La scène, comme la salle, est allumée. Deux hommes s’interpellent. Le premier est sur scène, l’autre en haut des gradins, au milieu du public. L’un pose des questions, sa voix est imprégnée d’humanité, à la mesure du léger désordre de sa chevelure. L’autre a une voix froide, un peu métallique, et une certaine raideur de comportement. Le sujet de leur entretien, c’est une femme : Claire Lannes. Dans la maison où elle demeurait avec son mari, le deuxième homme, mêlé au public, en compagnie d’une cousine sourde et muette, elle a assassiné cette dernière, l’a découpée en morceaux puis évacuée dans des valises via le réseau de chemins de fer. Lorsqu’on est remonté jusqu’à elle, elle n’a pas nié. Sans pour autant donner de raison à son crime. L’homme qui interroge et dont on ne saura pas qui il est – policier, journaliste, psychiatre… – voudrait comprendre le pourquoi de son geste. Il interrogera tour à tour le mari puis la femme.

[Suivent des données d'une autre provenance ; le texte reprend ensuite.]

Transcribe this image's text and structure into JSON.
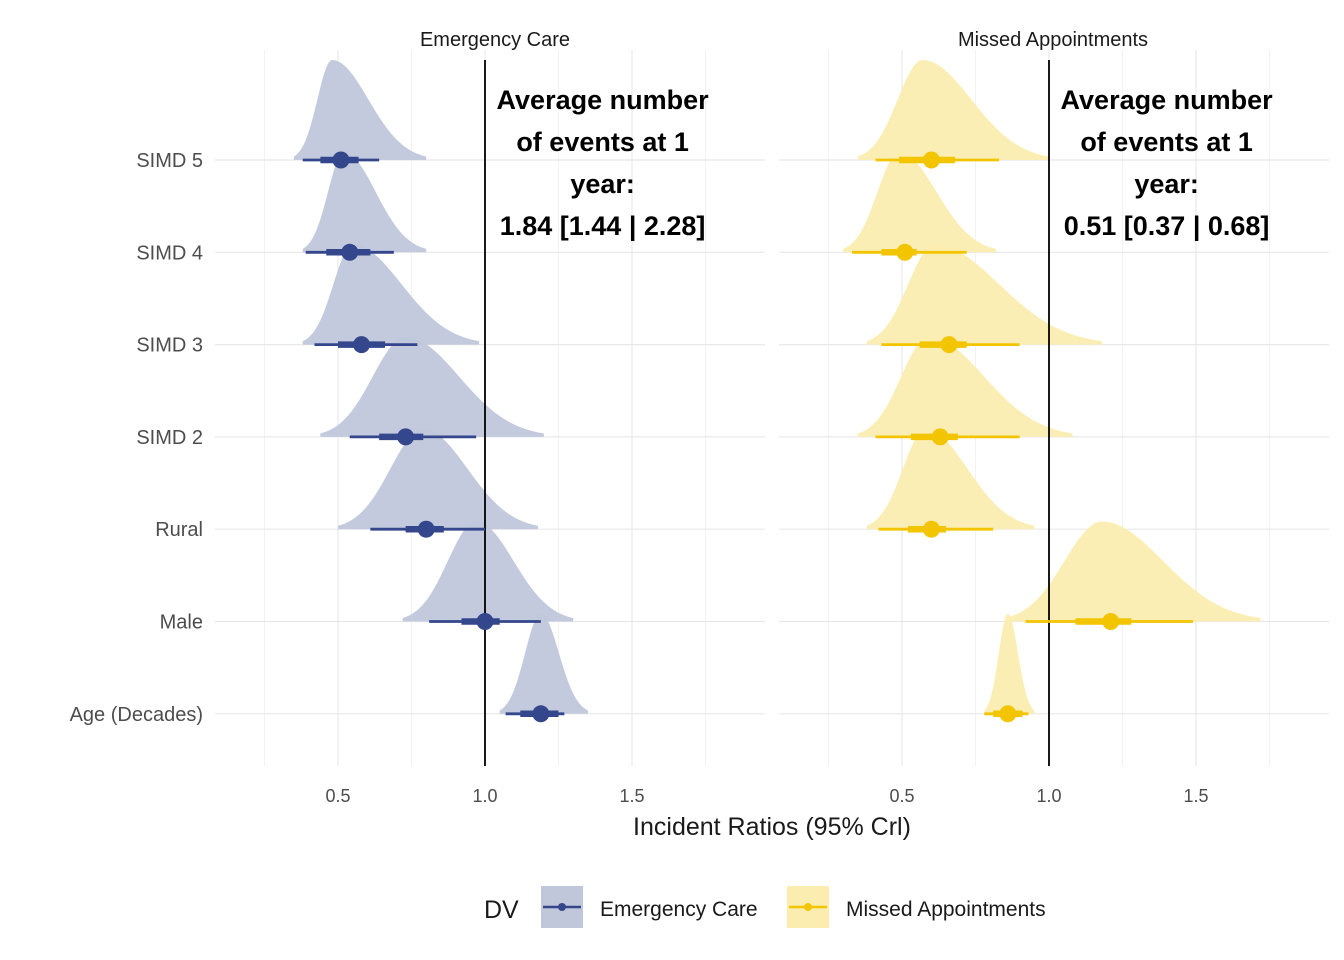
{
  "chart_data": {
    "type": "halfeye",
    "xlabel": "Incident Ratios (95% Crl)",
    "ylabel": "",
    "xlim": [
      0.25,
      2.0
    ],
    "x_ticks": [
      0.5,
      1.0,
      1.5
    ],
    "x_tick_labels": [
      "0.5",
      "1.0",
      "1.5"
    ],
    "reference_line": 1.0,
    "grid": true,
    "categories": [
      "SIMD 5",
      "SIMD 4",
      "SIMD 3",
      "SIMD 2",
      "Rural",
      "Male",
      "Age (Decades)"
    ],
    "legend": {
      "title": "DV",
      "position": "bottom",
      "entries": [
        "Emergency Care",
        "Missed Appointments"
      ]
    },
    "panels": [
      {
        "name": "Emergency Care",
        "color": "#34478C",
        "fill": "#C0C7DB",
        "annotation": [
          "Average number",
          "of events at 1",
          "year:",
          "1.84 [1.44 | 2.28]"
        ],
        "series": [
          {
            "category": "SIMD 5",
            "median": 0.51,
            "q66": [
              0.44,
              0.57
            ],
            "q95": [
              0.38,
              0.64
            ],
            "peak": 0.48,
            "dist_range": [
              0.35,
              0.8
            ]
          },
          {
            "category": "SIMD 4",
            "median": 0.54,
            "q66": [
              0.46,
              0.61
            ],
            "q95": [
              0.39,
              0.69
            ],
            "peak": 0.52,
            "dist_range": [
              0.38,
              0.8
            ]
          },
          {
            "category": "SIMD 3",
            "median": 0.58,
            "q66": [
              0.5,
              0.66
            ],
            "q95": [
              0.42,
              0.77
            ],
            "peak": 0.55,
            "dist_range": [
              0.38,
              0.98
            ]
          },
          {
            "category": "SIMD 2",
            "median": 0.73,
            "q66": [
              0.64,
              0.79
            ],
            "q95": [
              0.54,
              0.97
            ],
            "peak": 0.73,
            "dist_range": [
              0.44,
              1.2
            ]
          },
          {
            "category": "Rural",
            "median": 0.8,
            "q66": [
              0.73,
              0.86
            ],
            "q95": [
              0.61,
              1.0
            ],
            "peak": 0.79,
            "dist_range": [
              0.5,
              1.18
            ]
          },
          {
            "category": "Male",
            "median": 1.0,
            "q66": [
              0.92,
              1.05
            ],
            "q95": [
              0.81,
              1.19
            ],
            "peak": 0.97,
            "dist_range": [
              0.72,
              1.3
            ]
          },
          {
            "category": "Age (Decades)",
            "median": 1.19,
            "q66": [
              1.12,
              1.25
            ],
            "q95": [
              1.07,
              1.27
            ],
            "peak": 1.19,
            "dist_range": [
              1.05,
              1.35
            ]
          }
        ]
      },
      {
        "name": "Missed Appointments",
        "color": "#F2C500",
        "fill": "#FBEDB0",
        "annotation": [
          "Average number",
          "of events at 1",
          "year:",
          "0.51 [0.37 | 0.68]"
        ],
        "series": [
          {
            "category": "SIMD 5",
            "median": 0.6,
            "q66": [
              0.49,
              0.68
            ],
            "q95": [
              0.41,
              0.83
            ],
            "peak": 0.57,
            "dist_range": [
              0.35,
              1.0
            ]
          },
          {
            "category": "SIMD 4",
            "median": 0.51,
            "q66": [
              0.43,
              0.55
            ],
            "q95": [
              0.33,
              0.72
            ],
            "peak": 0.49,
            "dist_range": [
              0.3,
              0.82
            ]
          },
          {
            "category": "SIMD 3",
            "median": 0.66,
            "q66": [
              0.56,
              0.72
            ],
            "q95": [
              0.43,
              0.9
            ],
            "peak": 0.61,
            "dist_range": [
              0.38,
              1.18
            ]
          },
          {
            "category": "SIMD 2",
            "median": 0.63,
            "q66": [
              0.53,
              0.69
            ],
            "q95": [
              0.41,
              0.9
            ],
            "peak": 0.59,
            "dist_range": [
              0.35,
              1.08
            ]
          },
          {
            "category": "Rural",
            "median": 0.6,
            "q66": [
              0.52,
              0.65
            ],
            "q95": [
              0.42,
              0.81
            ],
            "peak": 0.58,
            "dist_range": [
              0.38,
              0.95
            ]
          },
          {
            "category": "Male",
            "median": 1.21,
            "q66": [
              1.09,
              1.28
            ],
            "q95": [
              0.92,
              1.49
            ],
            "peak": 1.18,
            "dist_range": [
              0.85,
              1.72
            ]
          },
          {
            "category": "Age (Decades)",
            "median": 0.86,
            "q66": [
              0.81,
              0.91
            ],
            "q95": [
              0.78,
              0.93
            ],
            "peak": 0.86,
            "dist_range": [
              0.78,
              0.95
            ]
          }
        ]
      }
    ]
  }
}
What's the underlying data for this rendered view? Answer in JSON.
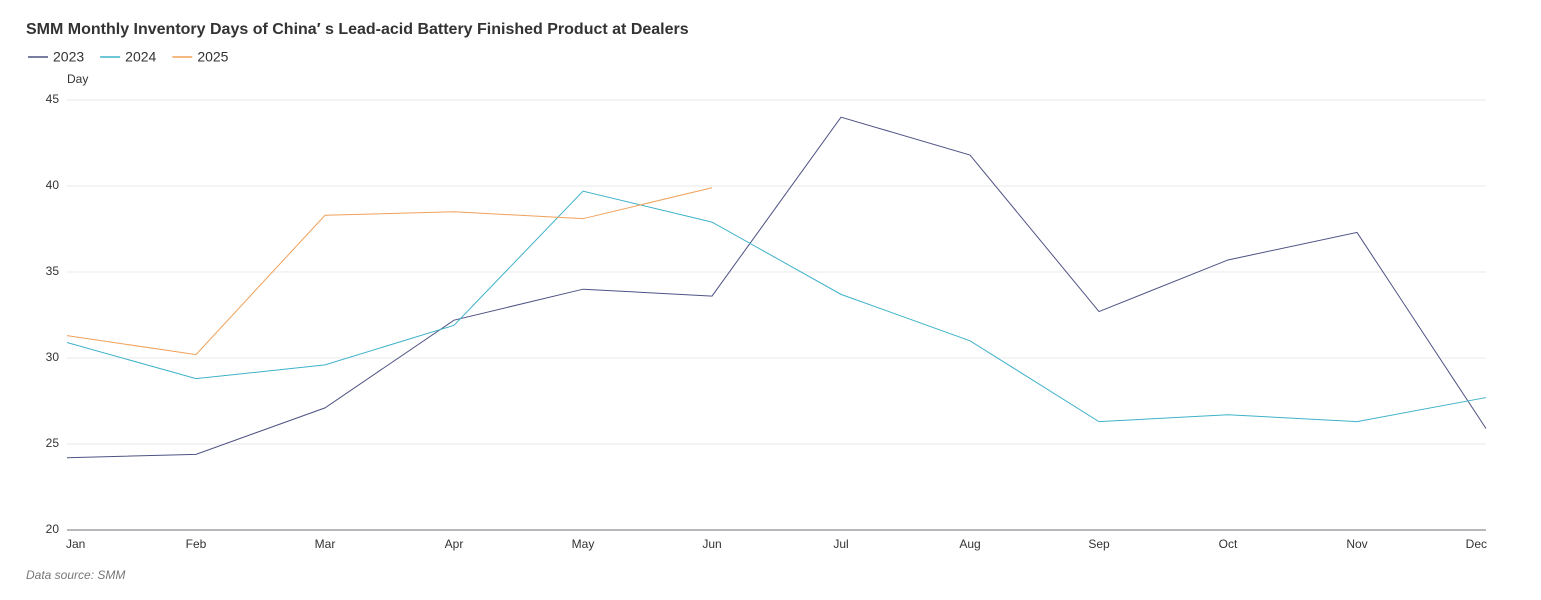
{
  "chart_data": {
    "type": "line",
    "title": "SMM Monthly Inventory Days of China′ s Lead-acid Battery Finished Product at Dealers",
    "y_label": "Day",
    "source": "Data source:  SMM",
    "categories": [
      "Jan",
      "Feb",
      "Mar",
      "Apr",
      "May",
      "Jun",
      "Jul",
      "Aug",
      "Sep",
      "Oct",
      "Nov",
      "Dec"
    ],
    "series": [
      {
        "name": "2023",
        "color": "#4e5283",
        "values": [
          24.2,
          24.4,
          27.1,
          32.2,
          34.0,
          33.6,
          44.0,
          41.8,
          32.7,
          35.7,
          37.3,
          25.9
        ]
      },
      {
        "name": "2024",
        "color": "#3fb2c9",
        "values": [
          30.9,
          28.8,
          29.6,
          31.9,
          39.7,
          37.9,
          33.7,
          31.0,
          26.3,
          26.7,
          26.3,
          27.7
        ]
      },
      {
        "name": "2025",
        "color": "#f0a15a",
        "values": [
          31.3,
          30.2,
          38.3,
          38.5,
          38.1,
          39.9,
          null,
          null,
          null,
          null,
          null,
          null
        ]
      }
    ],
    "ylim": [
      20,
      45
    ],
    "yticks": [
      20,
      25,
      30,
      35,
      40,
      45
    ],
    "grid": true
  }
}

Un fait divers très durassien
Marguerite Duras s’est toujours intéressée à ces petits moments de la vie quotidienne qui portent en eux bien plus qu’eux-mêmes. En campant l’histoire de Claire Lannes, elle s’inspire du cas d’Amélie Rabilloud qui, en 1949, assassine à coups de marteau son mari, vraisemblablement violent, le découpe en morceaux avant de disperser ceux-ci dans différents lieux – terrains vagues, égouts, train de marchandises.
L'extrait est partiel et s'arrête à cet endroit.